Editorial: Collapse of the Popular Front in France
The French Popular Front Government has gone the way of all attempts to operate capitalism according to non-capitalist rules. It came in with a great blare of trumpets and goes out silent and discredited, each faction blaming the others for the miserable finale. Yet, paradoxical as it may sound to those who do not understand the true function of Labour Governments and Popular Front Governments, it was quite a success. That function is to get capitalism out of those political storms which arise when the working class, driven too far, revolt and threaten to upset the mechanism of exploitation. The French capitalists faced such a revolt two years ago, when the fever of sit-down strikes swept France. In came a Popular Front Government led by Blum, a “Socialist,” and backed by the Communist Party. It passed some reform legislation, told the workers to be good boys and wait for better conditions when the “Socialist” Government got to work, and so the trick was done—or, at least, the French ruling class think it has been done. The workers are now confused and disappointed, the employers have recovered their nerve, and the old gang of capitalism think they can safely take the reins again. Altogether, the Popular Front has been a good investment for French capitalism.

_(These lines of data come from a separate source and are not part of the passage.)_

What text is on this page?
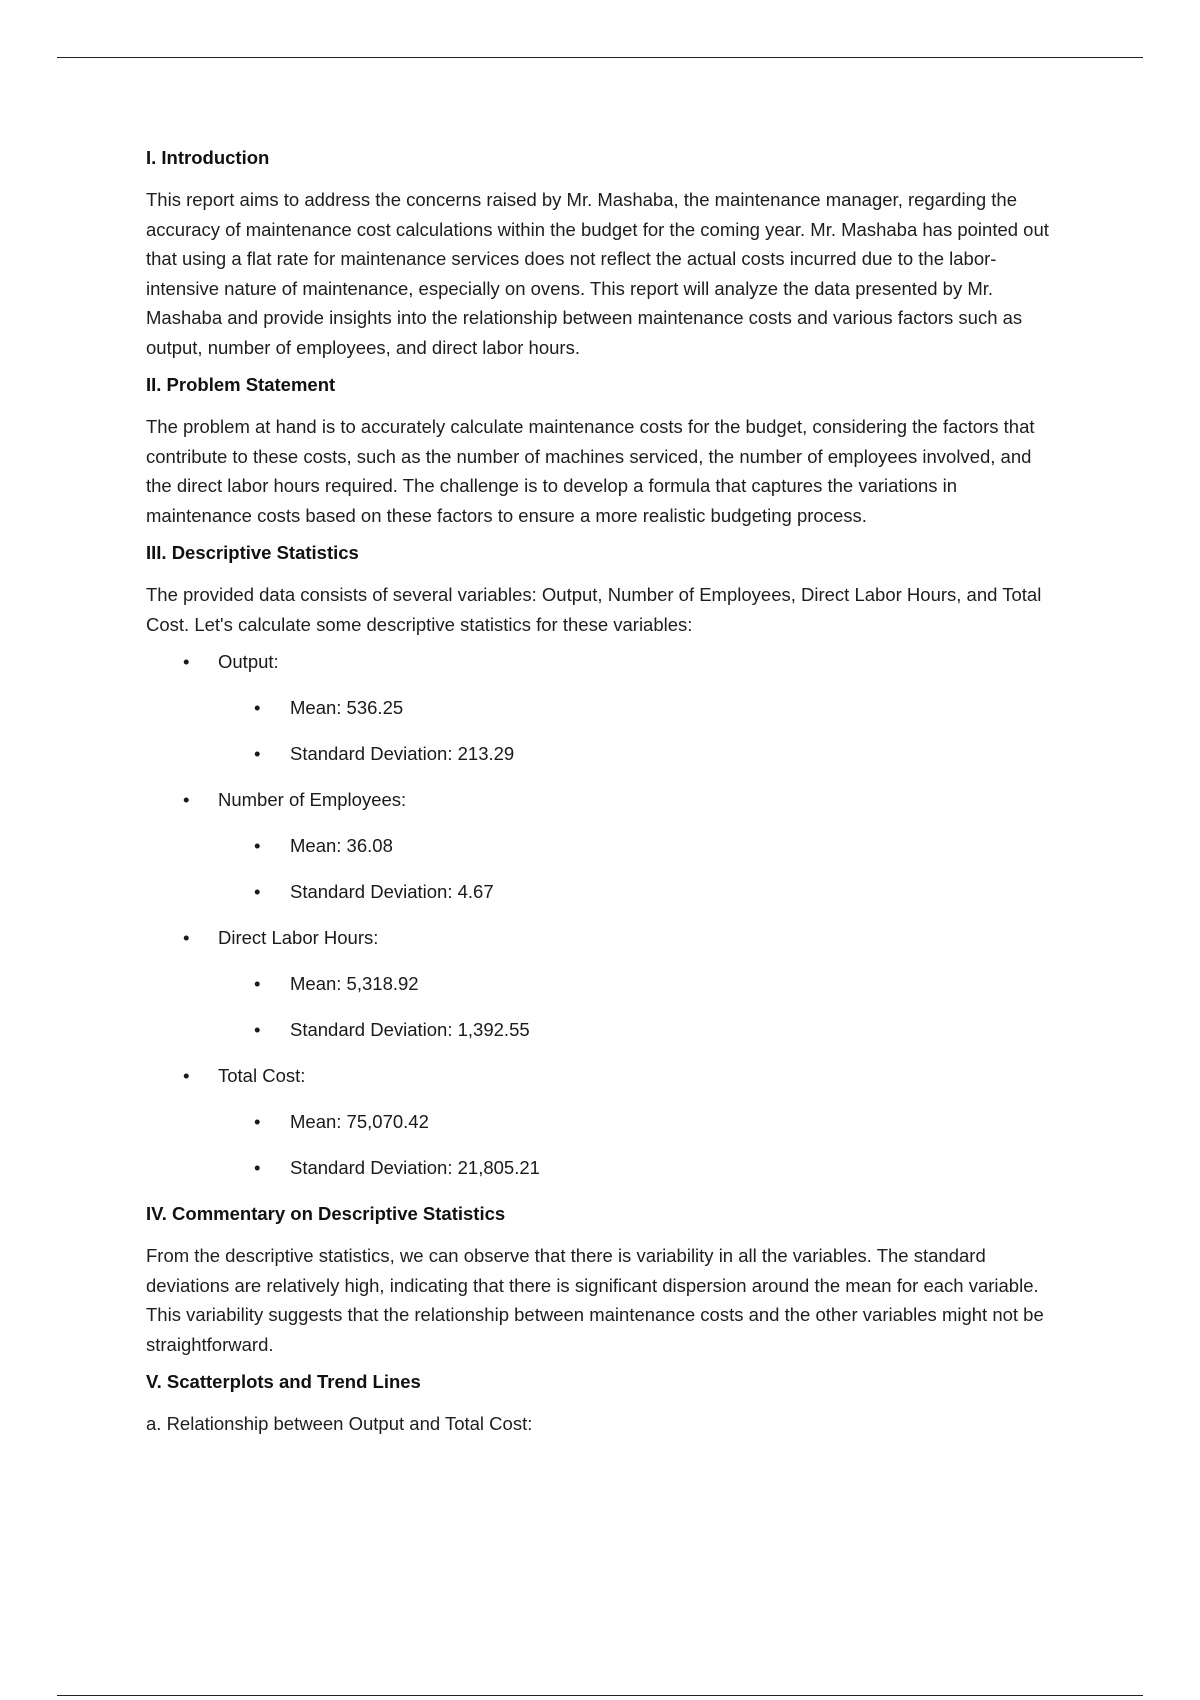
I. Introduction

This report aims to address the concerns raised by Mr. Mashaba, the maintenance manager, regarding the accuracy of maintenance cost calculations within the budget for the coming year. Mr. Mashaba has pointed out that using a flat rate for maintenance services does not reflect the actual costs incurred due to the labor-intensive nature of maintenance, especially on ovens. This report will analyze the data presented by Mr. Mashaba and provide insights into the relationship between maintenance costs and various factors such as output, number of employees, and direct labor hours.

II. Problem Statement

The problem at hand is to accurately calculate maintenance costs for the budget, considering the factors that contribute to these costs, such as the number of machines serviced, the number of employees involved, and the direct labor hours required. The challenge is to develop a formula that captures the variations in maintenance costs based on these factors to ensure a more realistic budgeting process.

III. Descriptive Statistics

The provided data consists of several variables: Output, Number of Employees, Direct Labor Hours, and Total Cost. Let's calculate some descriptive statistics for these variables:

• Output:
• Mean: 536.25
• Standard Deviation: 213.29
• Number of Employees:
• Mean: 36.08
• Standard Deviation: 4.67
• Direct Labor Hours:
• Mean: 5,318.92
• Standard Deviation: 1,392.55
• Total Cost:
• Mean: 75,070.42
• Standard Deviation: 21,805.21
IV. Commentary on Descriptive Statistics

From the descriptive statistics, we can observe that there is variability in all the variables. The standard deviations are relatively high, indicating that there is significant dispersion around the mean for each variable. This variability suggests that the relationship between maintenance costs and the other variables might not be straightforward.

V. Scatterplots and Trend Lines

a. Relationship between Output and Total Cost:
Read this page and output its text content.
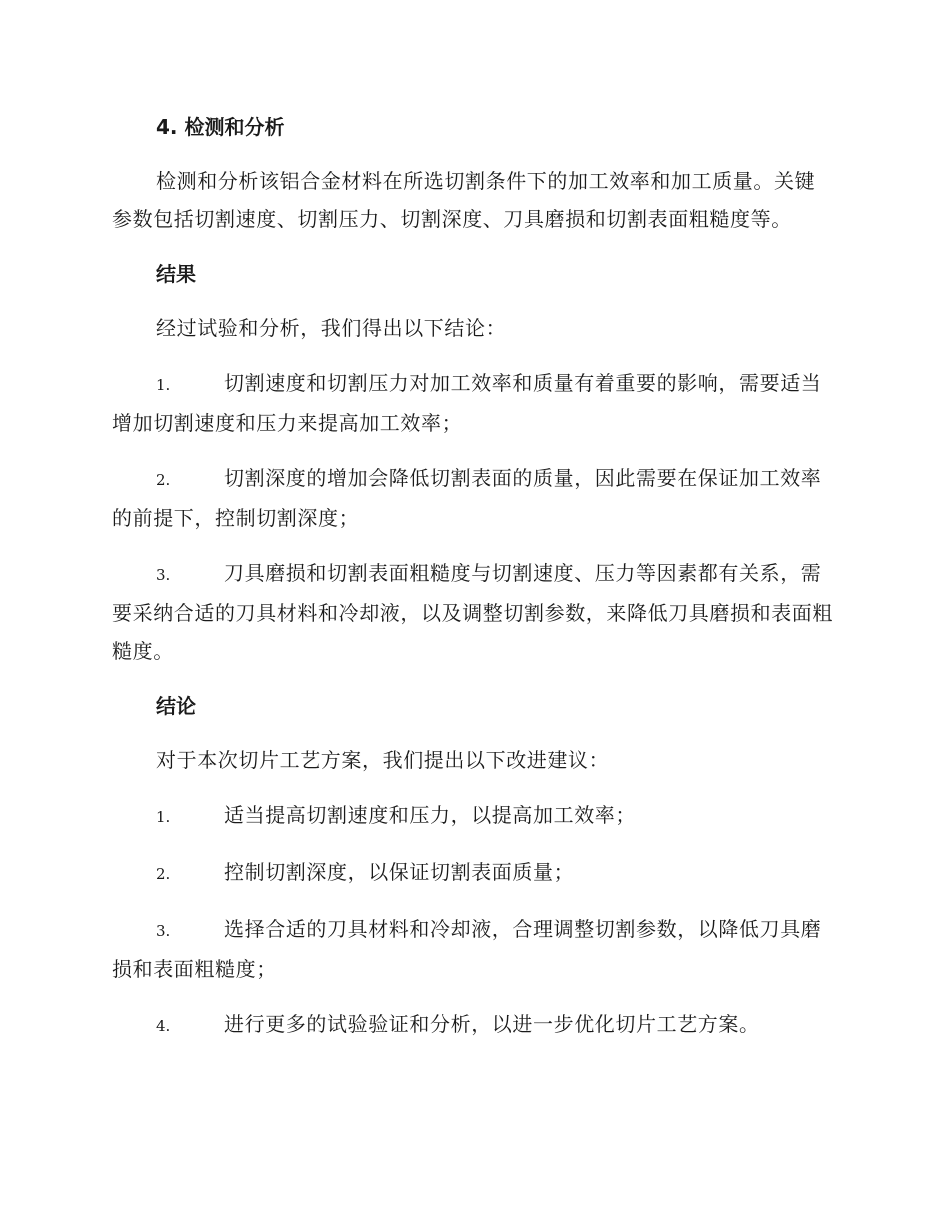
4. 检测和分析

检测和分析该铝合金材料在所选切割条件下的加工效率和加工质量。关键参数包括切割速度、切割压力、切割深度、刀具磨损和切割表面粗糙度等。

结果

经过试验和分析，我们得出以下结论：

1.	切割速度和切割压力对加工效率和质量有着重要的影响，需要适当增加切割速度和压力来提高加工效率；

2.	切割深度的增加会降低切割表面的质量，因此需要在保证加工效率的前提下，控制切割深度；

3.	刀具磨损和切割表面粗糙度与切割速度、压力等因素都有关系，需要采纳合适的刀具材料和冷却液，以及调整切割参数，来降低刀具磨损和表面粗糙度。

结论

对于本次切片工艺方案，我们提出以下改进建议：

1.	适当提高切割速度和压力，以提高加工效率；

2.	控制切割深度，以保证切割表面质量；

3.	选择合适的刀具材料和冷却液，合理调整切割参数，以降低刀具磨损和表面粗糙度；

4.	进行更多的试验验证和分析，以进一步优化切片工艺方案。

The way the Government came to an end contains a lesson for those who hold the theory that a Labour or Popular Front Government can be neutral in the class struggle and keep the ring fairly for both employers and workers. A fortnight before it collapsed the Government invoked special powers to smash the Paris transport strike. “But,” the apologist will say, “it is the duty of a Labour Government to keep the public services going and not allow the public to be intimidated by either workers or employers.”
We won’t waste time examining the fallacy of that argument but turn to the way the same Government acted to the employers a fortnight later. The Government called a conference of employers’ and workers’ organisations to discuss economic peace. The French equivalent of the Trades Union Congress readily consented, but big business treated it with disdain, and refused to attend except on unreasonable conditions, which they knew would not be acceptable.
Did the Government then call out the armed forces, clap some big business leaders in jail, and threaten the rest with martial law? Nothing of the kind.
What the Prime Minister actually did was to make a bitter speech in which, in addition to attacking speculators, he attacked the workers for striking. (Daily Herald, January 14th, 1938.) So ended the Popular Front Government.
“But,” the apologist will again say, “if the Government were to take action against the capitalists the existing organisation of society would be endangered and public opinion would be against them.”
All very true, but what then is left of the Labour Party’s case for reforming capitalism? And what is there left to say against the Socialist argument that working class problems can only be solved by abolishing capitalism, and capitalism can only be abolished after a majority of the population have been won over to want it abolished ?
One step forward can be recorded in France. Having had experience of this sort of thing, the French workers will not be so easily roused to enthusiasm next time capitalism lets a Popular Front Government extricate it from a crisis. Capitalism masquerading as Socialism is a fruit which the French workers will find less enticing in future. It has, if we may say so, lost its bloom.
Before the new Government was finally formed, Blum tried to get a Cabinet together.
Although he long ago declared that he would in no circumstances desert his Party, as did the late J. R. MacDonald in Great Britain, Blum attempted to form a coalition of seven parties, including’ parties not in the Popular Front. His statement was as follows: —
I am attempting to form a national coalition round the Popular Front.
This becomes in practice an attempt to associate the representatives of all the parties of the Popular Front with men who have until now belonged to the Opposition, but who are known for their attachment to democratic liberties. (Daily Telegraph, 17th January, 1938.)
The attempt failed because M. Reynaud, who was expressly invited by Blum to join the new Government as Finance Minister, and “who has held this post in the Right Wing Governments of M. Laval and M. Tardieu . . . stipulated . . . that M. Marin’s Right Wing group should be included.” (Daily Telegraph, January 17th, 1938.) This condition M. Blum would not accept.
It will be noticed that the idea of a National Front, including Conservatives, was being canvassed about a year ago by Thorez, leader of the French Communists, and that when the new Government asked for a vote of confidence on first presenting itself to Parliament on January 21st, the Communists (and the Conservatives) were among the 500 who placed on record their confidence in this frankly capitalist Government.